I am pretty sure he is a green frog. OK, don't try and get funny with me. I know he is a frog. I know he is green. I mean a green frog, as in Rana clamitans. Green frogs are native to the eastern United States but now found in parts of Washington State. Such as our drainage ditch. I, too, am native to the eastern United States, so we had quite a friendly chat before I set him free.  We often hear him croaking loudly on damp evenings.

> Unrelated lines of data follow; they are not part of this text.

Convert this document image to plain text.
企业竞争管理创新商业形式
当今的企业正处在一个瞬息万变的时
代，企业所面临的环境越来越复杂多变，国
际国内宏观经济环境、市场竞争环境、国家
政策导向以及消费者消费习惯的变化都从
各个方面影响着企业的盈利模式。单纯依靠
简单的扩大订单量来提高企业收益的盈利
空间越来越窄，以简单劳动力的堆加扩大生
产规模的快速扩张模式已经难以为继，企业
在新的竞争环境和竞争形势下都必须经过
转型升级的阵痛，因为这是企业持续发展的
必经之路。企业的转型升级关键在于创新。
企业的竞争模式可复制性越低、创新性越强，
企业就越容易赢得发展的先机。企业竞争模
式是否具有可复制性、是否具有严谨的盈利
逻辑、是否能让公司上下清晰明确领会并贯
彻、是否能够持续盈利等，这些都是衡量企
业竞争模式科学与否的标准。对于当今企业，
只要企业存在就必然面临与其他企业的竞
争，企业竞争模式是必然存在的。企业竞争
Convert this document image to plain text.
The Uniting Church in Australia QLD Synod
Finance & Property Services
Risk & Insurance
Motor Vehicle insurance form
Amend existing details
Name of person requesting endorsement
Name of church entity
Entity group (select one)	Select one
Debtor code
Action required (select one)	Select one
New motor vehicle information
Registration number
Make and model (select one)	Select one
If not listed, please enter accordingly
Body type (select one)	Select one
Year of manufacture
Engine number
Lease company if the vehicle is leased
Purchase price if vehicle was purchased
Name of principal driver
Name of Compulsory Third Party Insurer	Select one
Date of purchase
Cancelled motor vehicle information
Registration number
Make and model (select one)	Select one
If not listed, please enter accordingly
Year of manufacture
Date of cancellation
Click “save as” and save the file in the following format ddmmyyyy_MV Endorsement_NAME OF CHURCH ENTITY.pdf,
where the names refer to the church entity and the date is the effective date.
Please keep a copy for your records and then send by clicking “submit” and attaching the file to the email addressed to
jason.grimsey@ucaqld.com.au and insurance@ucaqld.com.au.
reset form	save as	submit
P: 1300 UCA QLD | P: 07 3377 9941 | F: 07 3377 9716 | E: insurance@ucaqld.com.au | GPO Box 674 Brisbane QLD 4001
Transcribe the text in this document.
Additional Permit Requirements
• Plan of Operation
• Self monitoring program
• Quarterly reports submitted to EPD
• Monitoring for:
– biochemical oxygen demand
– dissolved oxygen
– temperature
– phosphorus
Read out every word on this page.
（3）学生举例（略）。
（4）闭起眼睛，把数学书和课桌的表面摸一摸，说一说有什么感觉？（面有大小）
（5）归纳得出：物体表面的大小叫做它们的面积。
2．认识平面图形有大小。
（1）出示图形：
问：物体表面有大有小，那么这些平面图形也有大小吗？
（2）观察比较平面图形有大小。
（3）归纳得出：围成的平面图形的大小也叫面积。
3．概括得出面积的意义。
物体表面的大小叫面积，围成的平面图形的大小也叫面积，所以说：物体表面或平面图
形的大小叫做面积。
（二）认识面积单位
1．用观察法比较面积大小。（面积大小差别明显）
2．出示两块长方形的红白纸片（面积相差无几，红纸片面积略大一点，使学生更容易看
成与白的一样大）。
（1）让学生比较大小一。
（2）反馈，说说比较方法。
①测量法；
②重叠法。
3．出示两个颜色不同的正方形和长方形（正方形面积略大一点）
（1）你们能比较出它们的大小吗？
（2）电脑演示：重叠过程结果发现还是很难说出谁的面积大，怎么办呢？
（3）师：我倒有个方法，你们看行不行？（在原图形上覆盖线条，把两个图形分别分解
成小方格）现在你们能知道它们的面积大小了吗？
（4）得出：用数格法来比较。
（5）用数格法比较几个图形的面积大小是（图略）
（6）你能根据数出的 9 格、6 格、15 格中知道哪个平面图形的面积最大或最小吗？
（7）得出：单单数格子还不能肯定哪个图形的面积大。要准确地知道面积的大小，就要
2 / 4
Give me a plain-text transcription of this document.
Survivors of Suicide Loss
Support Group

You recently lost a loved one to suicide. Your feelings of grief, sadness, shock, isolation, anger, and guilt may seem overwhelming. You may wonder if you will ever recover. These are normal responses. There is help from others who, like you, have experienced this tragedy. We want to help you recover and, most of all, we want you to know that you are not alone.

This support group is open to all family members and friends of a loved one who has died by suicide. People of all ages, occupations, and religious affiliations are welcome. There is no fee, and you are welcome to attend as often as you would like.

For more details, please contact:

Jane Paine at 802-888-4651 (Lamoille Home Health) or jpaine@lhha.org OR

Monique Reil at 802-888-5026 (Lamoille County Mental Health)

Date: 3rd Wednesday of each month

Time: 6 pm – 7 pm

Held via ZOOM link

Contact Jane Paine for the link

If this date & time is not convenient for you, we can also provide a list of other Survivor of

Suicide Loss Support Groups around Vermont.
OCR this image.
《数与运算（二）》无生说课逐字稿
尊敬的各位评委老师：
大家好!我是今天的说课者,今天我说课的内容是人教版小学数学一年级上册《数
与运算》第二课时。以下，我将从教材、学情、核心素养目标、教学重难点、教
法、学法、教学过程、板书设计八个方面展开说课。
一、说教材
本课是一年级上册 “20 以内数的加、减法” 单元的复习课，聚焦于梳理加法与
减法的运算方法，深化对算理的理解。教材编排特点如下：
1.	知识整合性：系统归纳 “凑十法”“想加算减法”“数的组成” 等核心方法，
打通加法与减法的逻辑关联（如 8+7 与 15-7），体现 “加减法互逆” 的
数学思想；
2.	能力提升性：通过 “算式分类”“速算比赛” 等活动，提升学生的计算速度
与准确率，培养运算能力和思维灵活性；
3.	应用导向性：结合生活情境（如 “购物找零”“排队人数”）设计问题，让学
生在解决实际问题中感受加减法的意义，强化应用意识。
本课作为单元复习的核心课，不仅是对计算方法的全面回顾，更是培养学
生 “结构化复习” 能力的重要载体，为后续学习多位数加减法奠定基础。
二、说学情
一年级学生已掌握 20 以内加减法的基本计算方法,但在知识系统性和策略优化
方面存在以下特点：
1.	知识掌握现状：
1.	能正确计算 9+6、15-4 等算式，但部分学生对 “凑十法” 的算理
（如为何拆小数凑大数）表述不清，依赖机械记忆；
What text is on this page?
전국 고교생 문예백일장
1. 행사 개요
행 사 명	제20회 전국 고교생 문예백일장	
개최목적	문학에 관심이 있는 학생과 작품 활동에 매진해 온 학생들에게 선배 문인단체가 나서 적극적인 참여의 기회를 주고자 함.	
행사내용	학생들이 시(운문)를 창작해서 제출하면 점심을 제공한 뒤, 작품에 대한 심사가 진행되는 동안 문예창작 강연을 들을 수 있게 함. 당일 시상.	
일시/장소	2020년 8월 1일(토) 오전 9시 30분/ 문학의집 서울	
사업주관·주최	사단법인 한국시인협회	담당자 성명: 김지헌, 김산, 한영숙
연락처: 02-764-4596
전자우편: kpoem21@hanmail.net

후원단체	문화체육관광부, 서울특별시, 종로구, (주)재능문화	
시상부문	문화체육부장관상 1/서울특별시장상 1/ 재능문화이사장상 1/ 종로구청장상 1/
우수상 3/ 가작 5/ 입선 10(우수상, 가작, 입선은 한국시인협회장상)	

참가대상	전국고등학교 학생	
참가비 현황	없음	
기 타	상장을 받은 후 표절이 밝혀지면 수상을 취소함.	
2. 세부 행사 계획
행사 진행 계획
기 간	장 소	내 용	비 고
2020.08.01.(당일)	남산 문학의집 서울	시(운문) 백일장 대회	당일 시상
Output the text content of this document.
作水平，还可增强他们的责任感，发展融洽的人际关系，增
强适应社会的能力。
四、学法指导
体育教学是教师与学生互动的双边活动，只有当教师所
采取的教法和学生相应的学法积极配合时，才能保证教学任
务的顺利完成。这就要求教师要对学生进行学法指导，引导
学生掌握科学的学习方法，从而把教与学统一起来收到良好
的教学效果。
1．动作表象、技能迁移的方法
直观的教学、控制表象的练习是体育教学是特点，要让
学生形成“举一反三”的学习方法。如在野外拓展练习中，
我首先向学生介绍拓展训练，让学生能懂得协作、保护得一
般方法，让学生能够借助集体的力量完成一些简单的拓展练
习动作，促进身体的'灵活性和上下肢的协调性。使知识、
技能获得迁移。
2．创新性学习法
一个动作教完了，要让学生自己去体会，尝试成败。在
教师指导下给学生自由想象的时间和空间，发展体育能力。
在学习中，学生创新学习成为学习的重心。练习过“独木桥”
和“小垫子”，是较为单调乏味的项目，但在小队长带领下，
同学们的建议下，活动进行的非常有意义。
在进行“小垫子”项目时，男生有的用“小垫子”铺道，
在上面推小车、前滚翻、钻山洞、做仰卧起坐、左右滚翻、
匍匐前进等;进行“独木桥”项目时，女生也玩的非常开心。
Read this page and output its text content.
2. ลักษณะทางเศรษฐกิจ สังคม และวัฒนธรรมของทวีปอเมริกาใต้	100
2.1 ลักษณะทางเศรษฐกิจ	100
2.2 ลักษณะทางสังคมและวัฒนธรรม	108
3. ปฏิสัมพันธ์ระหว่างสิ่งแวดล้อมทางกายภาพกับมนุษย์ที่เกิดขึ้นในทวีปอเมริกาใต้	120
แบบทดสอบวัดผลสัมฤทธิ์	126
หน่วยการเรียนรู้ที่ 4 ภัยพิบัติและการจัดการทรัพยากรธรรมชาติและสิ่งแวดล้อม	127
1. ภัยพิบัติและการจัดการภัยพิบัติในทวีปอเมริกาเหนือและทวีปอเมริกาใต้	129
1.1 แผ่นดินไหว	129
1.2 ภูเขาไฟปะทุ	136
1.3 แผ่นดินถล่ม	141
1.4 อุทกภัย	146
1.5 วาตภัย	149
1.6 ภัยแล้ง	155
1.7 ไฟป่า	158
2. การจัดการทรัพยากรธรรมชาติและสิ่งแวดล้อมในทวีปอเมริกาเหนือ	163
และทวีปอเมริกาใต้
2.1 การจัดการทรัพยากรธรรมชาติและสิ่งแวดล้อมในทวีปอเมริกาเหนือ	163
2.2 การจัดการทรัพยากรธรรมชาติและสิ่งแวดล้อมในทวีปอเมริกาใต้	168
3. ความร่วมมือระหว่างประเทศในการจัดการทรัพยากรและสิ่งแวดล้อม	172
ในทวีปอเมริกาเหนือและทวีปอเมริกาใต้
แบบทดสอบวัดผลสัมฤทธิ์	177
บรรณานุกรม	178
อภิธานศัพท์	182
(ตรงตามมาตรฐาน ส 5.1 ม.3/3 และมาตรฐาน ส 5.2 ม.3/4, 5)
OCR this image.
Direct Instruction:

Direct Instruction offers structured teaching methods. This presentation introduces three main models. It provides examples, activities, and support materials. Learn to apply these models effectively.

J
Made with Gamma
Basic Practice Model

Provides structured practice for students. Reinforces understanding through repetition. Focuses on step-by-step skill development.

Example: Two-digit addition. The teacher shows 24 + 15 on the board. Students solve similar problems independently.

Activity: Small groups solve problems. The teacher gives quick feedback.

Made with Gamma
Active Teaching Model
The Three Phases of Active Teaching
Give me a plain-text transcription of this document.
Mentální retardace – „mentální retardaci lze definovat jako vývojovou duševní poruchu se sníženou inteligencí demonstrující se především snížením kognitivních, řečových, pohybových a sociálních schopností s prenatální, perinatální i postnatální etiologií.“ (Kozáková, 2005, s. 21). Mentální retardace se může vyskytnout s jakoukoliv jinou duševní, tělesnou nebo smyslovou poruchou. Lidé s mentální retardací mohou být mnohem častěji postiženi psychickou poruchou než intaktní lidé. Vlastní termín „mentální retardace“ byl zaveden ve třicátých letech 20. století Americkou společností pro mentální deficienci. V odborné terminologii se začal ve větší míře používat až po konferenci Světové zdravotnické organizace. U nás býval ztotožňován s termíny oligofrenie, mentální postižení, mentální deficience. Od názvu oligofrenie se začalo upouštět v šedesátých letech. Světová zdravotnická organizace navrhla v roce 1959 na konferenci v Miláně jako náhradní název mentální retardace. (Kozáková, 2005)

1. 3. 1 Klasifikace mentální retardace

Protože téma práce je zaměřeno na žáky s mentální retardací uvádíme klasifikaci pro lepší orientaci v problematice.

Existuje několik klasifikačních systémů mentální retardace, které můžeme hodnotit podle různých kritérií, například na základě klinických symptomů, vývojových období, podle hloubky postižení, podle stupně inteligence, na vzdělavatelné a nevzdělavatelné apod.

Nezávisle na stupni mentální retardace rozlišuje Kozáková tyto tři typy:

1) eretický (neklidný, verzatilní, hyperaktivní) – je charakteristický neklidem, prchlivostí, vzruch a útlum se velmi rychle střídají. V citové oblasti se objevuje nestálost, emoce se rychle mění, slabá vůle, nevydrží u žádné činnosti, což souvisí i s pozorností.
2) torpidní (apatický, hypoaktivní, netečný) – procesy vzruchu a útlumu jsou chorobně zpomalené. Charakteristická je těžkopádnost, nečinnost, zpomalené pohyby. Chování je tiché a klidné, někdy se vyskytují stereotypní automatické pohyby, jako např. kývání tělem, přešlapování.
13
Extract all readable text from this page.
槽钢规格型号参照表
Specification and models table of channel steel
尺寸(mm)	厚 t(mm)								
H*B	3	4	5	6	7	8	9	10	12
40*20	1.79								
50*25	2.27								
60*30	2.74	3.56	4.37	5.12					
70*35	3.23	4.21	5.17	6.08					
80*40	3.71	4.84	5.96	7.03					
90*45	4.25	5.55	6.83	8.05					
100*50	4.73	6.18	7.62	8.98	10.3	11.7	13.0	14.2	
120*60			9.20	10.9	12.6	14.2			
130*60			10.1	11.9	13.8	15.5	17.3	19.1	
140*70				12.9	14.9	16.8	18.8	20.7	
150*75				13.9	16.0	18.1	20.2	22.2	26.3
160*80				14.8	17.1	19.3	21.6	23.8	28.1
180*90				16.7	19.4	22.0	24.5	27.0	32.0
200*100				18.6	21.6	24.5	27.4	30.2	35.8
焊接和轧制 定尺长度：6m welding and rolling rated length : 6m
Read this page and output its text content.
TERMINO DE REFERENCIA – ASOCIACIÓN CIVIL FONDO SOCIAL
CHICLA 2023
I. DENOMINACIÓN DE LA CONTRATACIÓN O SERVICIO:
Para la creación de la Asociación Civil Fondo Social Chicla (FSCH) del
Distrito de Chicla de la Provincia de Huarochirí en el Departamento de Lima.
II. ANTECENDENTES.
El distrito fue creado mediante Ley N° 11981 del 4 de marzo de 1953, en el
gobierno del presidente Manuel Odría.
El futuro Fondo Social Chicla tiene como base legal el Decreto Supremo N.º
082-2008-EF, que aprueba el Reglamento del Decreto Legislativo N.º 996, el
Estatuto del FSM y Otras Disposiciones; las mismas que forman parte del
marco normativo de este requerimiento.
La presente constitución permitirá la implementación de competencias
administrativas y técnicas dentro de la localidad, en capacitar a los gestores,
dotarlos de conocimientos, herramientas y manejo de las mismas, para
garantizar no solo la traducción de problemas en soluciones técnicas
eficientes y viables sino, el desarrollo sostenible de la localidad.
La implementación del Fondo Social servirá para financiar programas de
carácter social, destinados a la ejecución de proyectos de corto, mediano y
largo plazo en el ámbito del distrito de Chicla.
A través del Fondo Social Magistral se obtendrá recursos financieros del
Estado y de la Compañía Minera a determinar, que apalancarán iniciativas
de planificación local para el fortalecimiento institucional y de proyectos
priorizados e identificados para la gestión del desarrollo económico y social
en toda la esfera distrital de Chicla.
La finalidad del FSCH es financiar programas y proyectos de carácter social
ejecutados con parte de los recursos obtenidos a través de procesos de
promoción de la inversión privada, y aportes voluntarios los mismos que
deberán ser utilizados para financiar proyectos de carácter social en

Gracious. Would you just look at what's going on in the daisy patch.  I'm afraid all I can tell you is that these are beetles. My field guides and the Internet are letting me down big time, hence no more specific identification. Whatever they are, they are making more of themselves. They also trundle about the daisies covered with pollen so they're helping to make more daisies, too.
Sometimes the whatever-they-are beetles get all shy and stuff, and hide, which is rather ridiculous seeing as to what they're perfectly happy getting up to right in the town square.
This fat little fellow is a well-fed aphid.
One of our many garden snails enjoying an ooze along a rock on a very wet day.

I can't see the pattern on the head of this lady beetle, so I can't tell you if it is a spotless lady beetle, even though it is obviously spotless, because it could be a spotless spotted beetle.

This may be a six-spotted orb weaver. Or it may not. I often see crab spiders but this doesn' t look like any of those even though this capture of a bee is typical of crab spiders. (Alas, crab spider photos from this summer are probably  miscatalogued and I can't find them....)  But there appears to be webbing over the unfortunate bee's abdomen, which lends credence to the orb-weaver bit. The daisy petals were curled around the grisly scene. 

I was wondering who was chewing the petals neatly off the daisies and then gobbling their interiors. I found this guy scooping up the yellow area as if he were face first in a big bowl of lemon custard.

A European garden spider checks out the center of a cosmos.

A hoverfly sips nectar from one of the dahlias. Completely harmless but looks like a bee so that predators and nosy people hesitate to come close.

This cheerful guy was perched on my Subaru window one summer morning. All I can tell you is that it's a katydid. I'm afraid my so-called "Insects of the Pacific Northwest" field guide has only about 5 orthopterans in it, and green katydids aren't among them. He was very large and had splendid antennae.
A leafhopper tiptoes along a 'Munstead White' columbine.